Cette décision s’explique également par l’indignation de l’actuel président du syndicat de l’état des arts plastiques et la place qu’occupe la culture aujourd’hui au Maroc. «Nous avons parcouru un long chemin, plusieurs étapes et nous avons marqué notre présence depuis la fondation de notre syndicat. J’ai longtemps plaidé pour la mise en valeur de la culture et des arts au Maroc. Mais en vain. C’est un secret de Polichinelle, la culture demeure un éternel corps malade, notamment les arts plastiques. Cette activité centrale dans la vie artistique plonge dans une crise qui affecte sa vitalité. C’est dire que ce domaine est le terrain de confusions, de malentendus, de particularismes, d'aberrations, de désordres, de paradoxes, de contradictions, de ressources restreintes et d'un amateurisme quasi structurel. Les critiques à l'encontre de l’art au Maroc s'intensifient, parfois véhémentes, et témoignent que la situation demeure peu propice au changement. Cependant, le rêve d’un nouveau cycle de vie pour les arts et la culture est toujours de mise», poursuit-il.

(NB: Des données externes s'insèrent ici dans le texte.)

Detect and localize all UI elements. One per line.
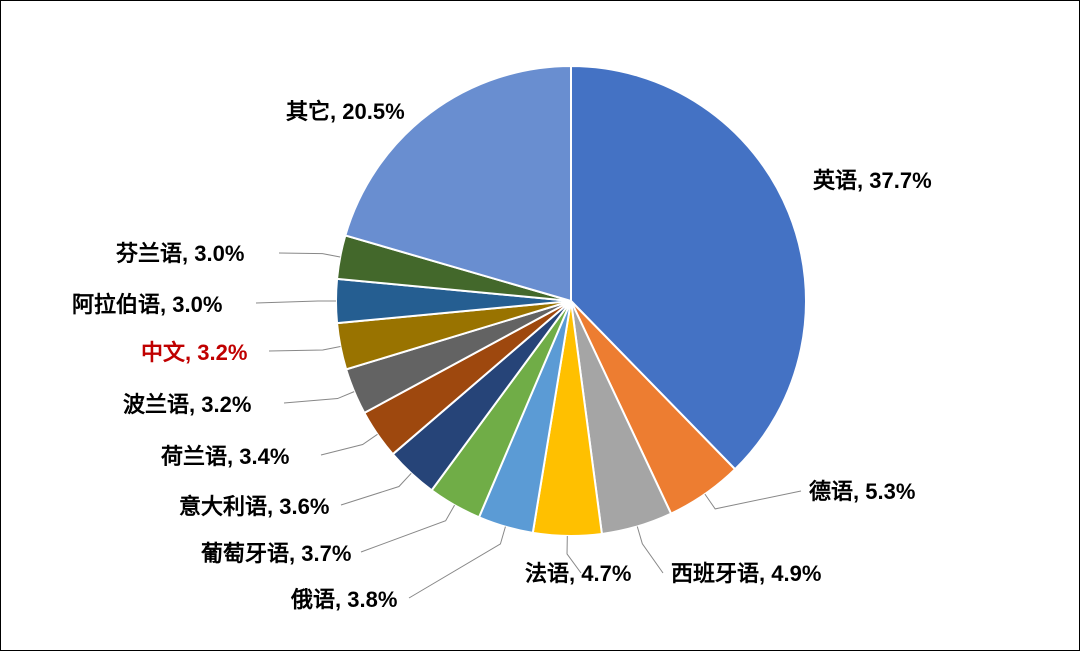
- slice-label: 葡萄牙语, 3.7%: [201, 541, 351, 567]
- slice-label-value: 3.0%: [194, 241, 244, 266]
- chart-frame: { "chart": { "type": "pie", "center": { …: [0, 0, 1080, 651]
- slice-label-name: 德语: [809, 479, 853, 504]
- leader-line: [256, 301, 336, 303]
- slice-label: 中文, 3.2%: [141, 340, 247, 366]
- leader-line: [321, 434, 377, 455]
- slice-label: 西班牙语, 4.9%: [671, 561, 821, 587]
- slice-label: 其它, 20.5%: [286, 99, 405, 125]
- slice-label: 德语, 5.3%: [809, 479, 915, 505]
- slice-label-value: 3.0%: [172, 292, 222, 317]
- leader-line: [705, 491, 801, 509]
- slice-label-value: 3.4%: [239, 444, 289, 469]
- leader-line: [409, 527, 505, 598]
- leader-line: [361, 505, 455, 552]
- slice-label: 阿拉伯语, 3.0%: [72, 292, 222, 318]
- slice-label-value: 20.5%: [342, 99, 404, 124]
- slice-label-name: 西班牙语: [671, 561, 759, 586]
- slice-label-name: 意大利语: [179, 494, 267, 519]
- slice-label-value: 3.7%: [301, 541, 351, 566]
- slice-label-name: 荷兰语: [161, 444, 227, 469]
- slice-label-value: 4.9%: [771, 561, 821, 586]
- slice-label: 芬兰语, 3.0%: [116, 241, 244, 267]
- leader-line: [284, 392, 354, 403]
- slice-label: 英语, 37.7%: [813, 168, 932, 194]
- slice-label-name: 芬兰语: [116, 241, 182, 266]
- slice-label: 波兰语, 3.2%: [123, 392, 251, 418]
- slice-label: 荷兰语, 3.4%: [161, 444, 289, 470]
- leader-line: [637, 526, 663, 573]
- slice-label-name: 阿拉伯语: [72, 292, 160, 317]
- pie-chart-svg: [1, 1, 1080, 652]
- leader-line: [341, 473, 411, 505]
- slice-label-value: 3.2%: [201, 392, 251, 417]
- slice-label-value: 37.7%: [869, 168, 931, 193]
- slice-label-name: 中文: [141, 340, 185, 365]
- slice-label-value: 4.7%: [581, 561, 631, 586]
- slice-label-value: 3.2%: [197, 340, 247, 365]
- slice-label-name: 其它: [286, 99, 330, 124]
- slice-label-value: 3.8%: [347, 587, 397, 612]
- slice-label-value: 3.6%: [279, 494, 329, 519]
- slice-label-name: 波兰语: [123, 392, 189, 417]
- leader-line: [269, 346, 340, 351]
- slice-label-name: 法语: [525, 561, 569, 586]
- slice-label: 法语, 4.7%: [525, 561, 631, 587]
- leader-line: [279, 253, 340, 257]
- slice-label-name: 英语: [813, 168, 857, 193]
- slice-label-name: 葡萄牙语: [201, 541, 289, 566]
- slice-label-value: 5.3%: [865, 479, 915, 504]
- slice-label: 俄语, 3.8%: [291, 587, 397, 613]
- slice-label-name: 俄语: [291, 587, 335, 612]
- slice-label: 意大利语, 3.6%: [179, 494, 329, 520]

Lors de cette assemblée générale, les rapports moral et financier ont été présentés et votés par l’ensemble des membres du Syndicat. Par ailleurs, l’assemblée générale du syndicat a été suivie le jour même par celle de l’Association nationale des arts plastiques où le nouveau bureau a été également présenté. Il s’agit de Abdellatif Zine, président, Saïd Qodaïd, premier vice-président, Ahmed Zabita, deuxième vice-président, Abdelmajid Zouïtina, troisième vice-président, Mohamed Amzil, secrétaire général, Assia Djellab, vice-secrétaire générale, Bahija Faraoussi, trésorière, Mustapha El Warrak, vice-trésorier, Fouzia Guessous, Youssef Belmehdi, Mohamed El Hajji, conseillers.